ZESCO Limited’s failure to explain why it needs to acquire a €1.7 billion loan, translating to around K45 billion, remains suspicious, says Transparency International Zambia (TI-Z).
And former finance minister Dr Situmbeko Musokotwane says Zesco’s decision to acquire the unexplained €1.7 billion loan may cost Zambia’s chance for an International Monetary Fund (IMF) bailout package.
Last week, an investigation by News Diggers! indicated that Zesco was seeking an unprecedented €1.78 billion loan from suspicious unlicensed and unregulated lenders based in Bosnia, Italy and Thailand, and Zesco hadfailed to explain the purpose of the loan to-date.
Commenting on the development, TI-Z executive director Maurice Nyambe insisted that Zambians needed to be informed on the rationale and details of the loan.
“TI-Z is greatly concerned about the €1.7 billion loan that Zesco is allegedly seeking from some named unregulated lenders. This is because Zesco is a parastatal and thus, any borrowing on its account, especially under a sovereign guarantee, is likely to be transferred to the public debt stock, in the likely event of a failure to service the loan. Considering the huge debt stock that Zambia has, it is not prudent for Zesco to borrow on behalf of the Zambian people without following due process,” Nyambe said.
“The public should be informed of the rationale for the loan, a clear approval process should be followed and the source of the loan should be interrogated. A government should not operate in the black market since doing so compromises credit ratings and goes against sound economic management, transparency and accountability.”
He said Zesco, being a parastatal, had an obligation to be accountable to Zambians.
“It is highly suspicious! Given the strategic importance of Zesco to Zambia’s economy, the need for transparency and openness in the way it handles its affairs cannot be overemphasised. Being a key parastatal, Zesco has an obligation to be accountable to the Zambian people and we demand that they fulfill that obligation without fail,” said Nyambe.
“We advise the government to slow down on its apparent insatiable appetite to contract debt. Our fear is that with the 2021 elections on the horizon, government will be too keen to engage in short-term development projects aimed at impressing the electorate and may resort to acquisition of more loans to get this done. We urge government to avoid going down this path because the country is already in a precarious position with our current debt stock and any additions to it will spell more doom than we are already facing.”
And Dr Musokotwane, who is also Liuwa UPND member of parliament, said the failure to explain the need to acquire the loan would affect Zambia’s chances of finally attracting a much-needed economic bailout package from the IMF.
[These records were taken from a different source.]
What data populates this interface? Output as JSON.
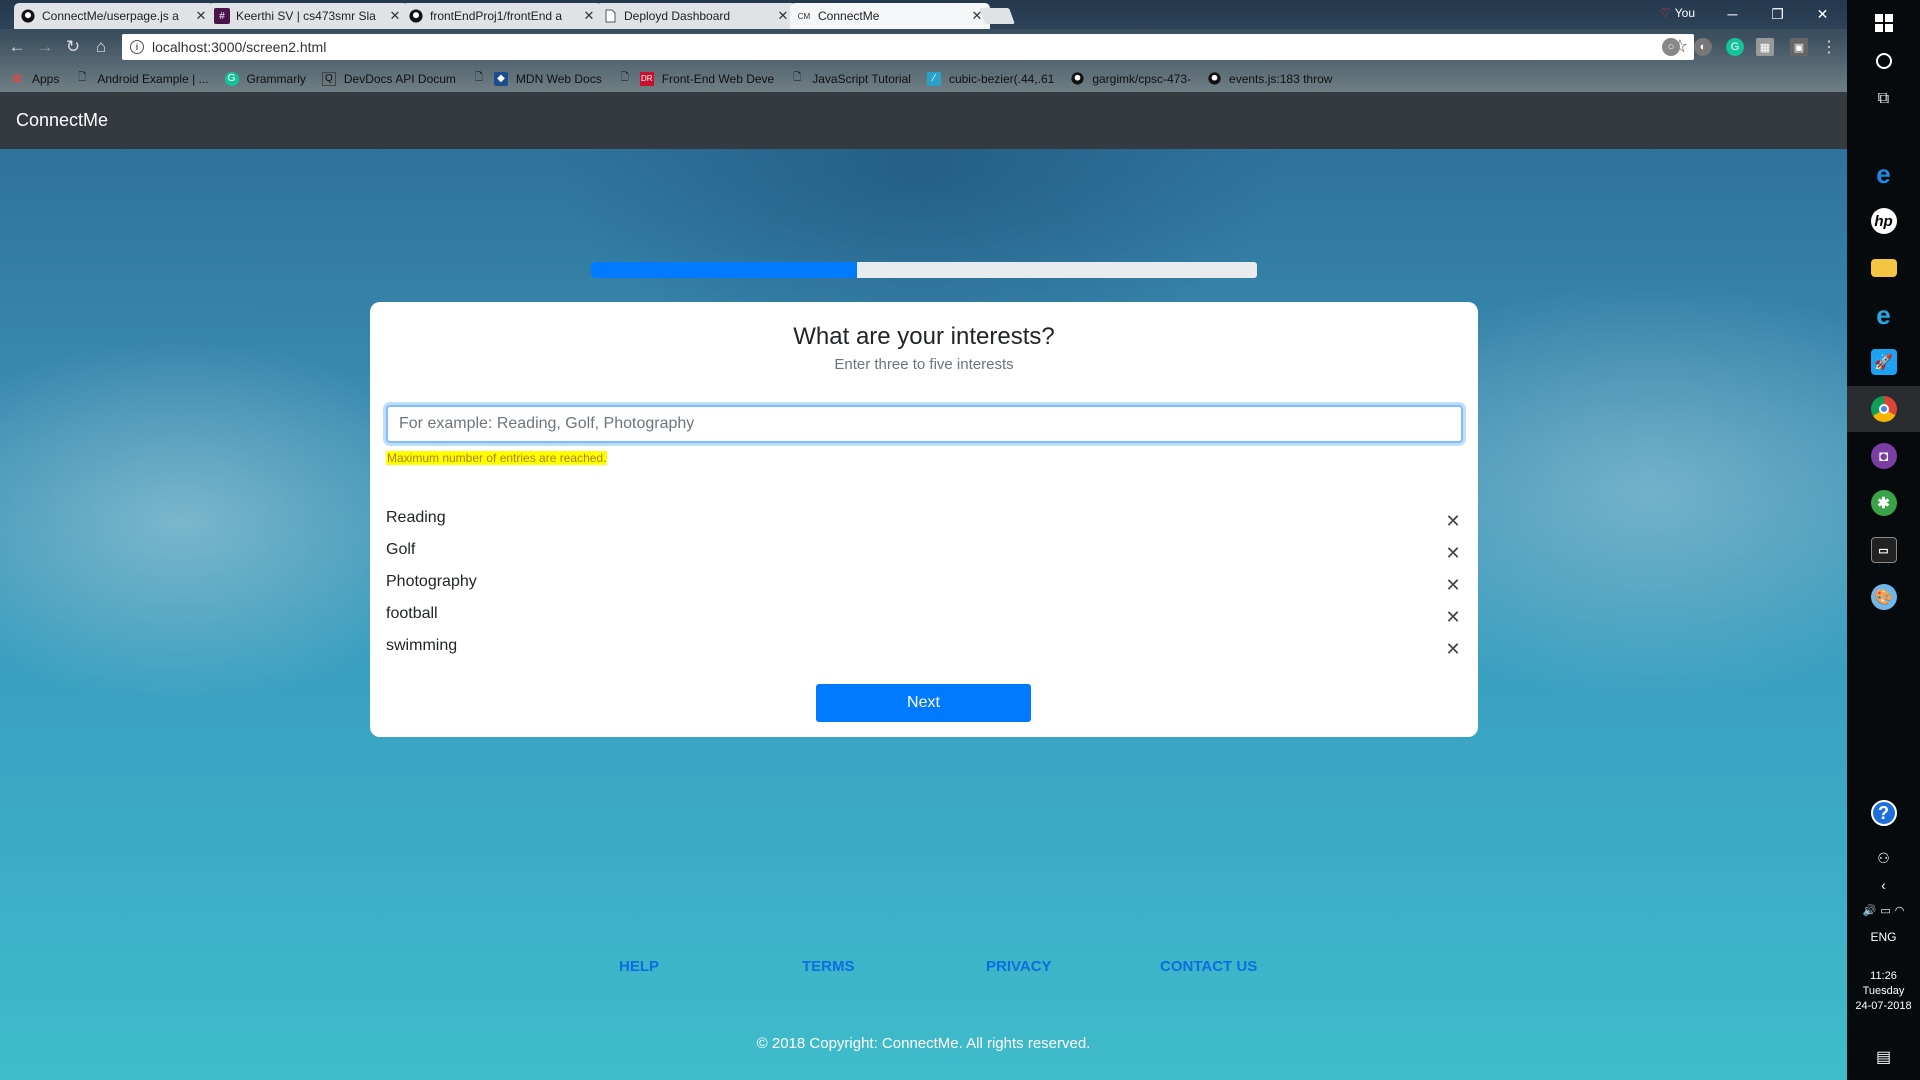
{
  "browser": {
    "tabs": [
      {
        "title": "ConnectMe/userpage.js a",
        "icon": "github-icon"
      },
      {
        "title": "Keerthi SV | cs473smr Sla",
        "icon": "slack-icon"
      },
      {
        "title": "frontEndProj1/frontEnd a",
        "icon": "github-icon"
      },
      {
        "title": "Deployd Dashboard",
        "icon": "page-icon"
      },
      {
        "title": "ConnectMe",
        "icon": "cm-icon",
        "active": true,
        "favicon_text": "CM"
      }
    ],
    "profile_name": "You",
    "url": "localhost:3000/screen2.html",
    "bookmarks": [
      {
        "label": "Apps",
        "icon": "apps-grid-icon"
      },
      {
        "label": "Android Example | ...",
        "icon": "page-icon"
      },
      {
        "label": "Grammarly",
        "icon": "grammarly-icon"
      },
      {
        "label": "DevDocs API Docum",
        "icon": "devdocs-icon"
      },
      {
        "label": "MDN Web Docs",
        "icon": "mdn-icon"
      },
      {
        "label": "Front-End Web Deve",
        "icon": "dr-icon"
      },
      {
        "label": "JavaScript Tutorial",
        "icon": "page-icon"
      },
      {
        "label": "cubic-bezier(.44,.61",
        "icon": "bezier-icon"
      },
      {
        "label": "gargimk/cpsc-473-",
        "icon": "github-icon"
      },
      {
        "label": "events.js:183 throw",
        "icon": "github-icon"
      }
    ]
  },
  "app": {
    "brand": "ConnectMe",
    "progress_percent": 40,
    "card": {
      "title": "What are your interests?",
      "subtitle": "Enter three to five interests",
      "input_placeholder": "For example: Reading, Golf, Photography",
      "input_value": "",
      "warning": "Maximum number of entries are reached.",
      "interests": [
        "Reading",
        "Golf",
        "Photography",
        "football",
        "swimming"
      ],
      "remove_symbol": "✕",
      "next_label": "Next"
    },
    "footer": {
      "links": [
        "HELP",
        "TERMS",
        "PRIVACY",
        "CONTACT US"
      ],
      "copyright": "© 2018 Copyright: ConnectMe. All rights reserved."
    }
  },
  "taskbar": {
    "apps": [
      "edge-icon",
      "hp-icon",
      "file-explorer-icon",
      "internet-explorer-icon",
      "rocket-icon",
      "chrome-icon",
      "app-purple-icon",
      "app-green-icon",
      "terminal-icon",
      "paint-icon"
    ],
    "language": "ENG",
    "time": "11:26",
    "day": "Tuesday",
    "date": "24-07-2018"
  },
  "colors": {
    "primary": "#007bff",
    "navbar": "#343a40",
    "warning_highlight": "#ffff00"
  }
}
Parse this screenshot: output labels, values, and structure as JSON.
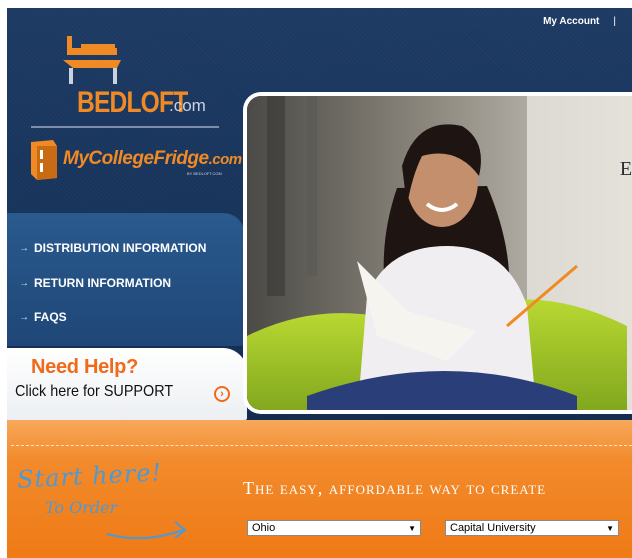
{
  "top_nav": {
    "my_account": "My Account",
    "separator": "|"
  },
  "logos": {
    "bedloft_text": "BEDLOFT",
    "bedloft_com": ".com",
    "fridge_text": "MyCollegeFridge",
    "fridge_com": ".com",
    "fridge_sub": "BY BEDLOFT.COM"
  },
  "side_nav": {
    "items": [
      {
        "label": "DISTRIBUTION INFORMATION",
        "icon": "arrow-right-icon"
      },
      {
        "label": "RETURN INFORMATION",
        "icon": "arrow-right-icon"
      },
      {
        "label": "FAQS",
        "icon": "arrow-right-icon"
      }
    ],
    "arrow_glyph": "→"
  },
  "help": {
    "title": "Need Help?",
    "subtitle": "Click here for SUPPORT",
    "icon": "chevron-circle-right-icon",
    "icon_glyph": "›"
  },
  "hero": {
    "caption": "Ea"
  },
  "order": {
    "start_here": "Start here!",
    "to_order": "To Order",
    "tagline": "The easy, affordable way to create",
    "state_select": {
      "value": "Ohio"
    },
    "school_select": {
      "value": "Capital University"
    },
    "caret_glyph": "▼"
  },
  "colors": {
    "navy": "#1d3a63",
    "orange": "#f08a24",
    "help_orange": "#f06a1a",
    "script_blue": "#4b9ad6"
  }
}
“This time, I can say any loan that a parastatal will get will have to be guaranteed by the government because the lenders out there know the situation in Zambia. So, any loan that anyone gets will have to be guaranteed by the government, which means that to the number that you know, what government owes, we must now add what is being proposed for borrowing. As far as those people, who are trying to see that they can help us in terms of debt relief, in terms of stretching the period of payment, reducing the amount we owe, they always ask themselves the question: ‘if we assist these people, will it do them any good?’ In other words, ‘is it going to help them?’ Helping them means coming out of the problem of serious indebtedness,” Dr Musokotwane said. “Now, when we are adding extra amounts, especially now that there is no explanation from Zesco on what the money is meant for, that, of course, will make it harder for us to please the old lenders that we need relief. Because they will say, ‘you are looking for relief from us, but you are still borrowing from us and we don’t even know what you are boring for.’ So this obviously is going to cause problems.”
He some similar concerns were likely to be raised by the IMF.
“The IMF will say, ‘you want to be assisted to come out of the debt crisis, but you are putting more debt.’ So, that will also cause delays in terms of how we can be assisted. We have been having rejections. You see, all these years, the IMF had been dragging their feet, they did not get the impression from government, but government was serious in terms of tackling the debt,” said Dr Musokotwane. “They didn’t get that impression, that is why they were always refusing. The IMF gave conditions and they want to hear from us what we are planning to do to come out from this crisis. Now while waiting for those details, in the meantime, Zesco is borrowing money from which it cannot explain and that money must be guaranteed by the Zambian government; that does not help us!”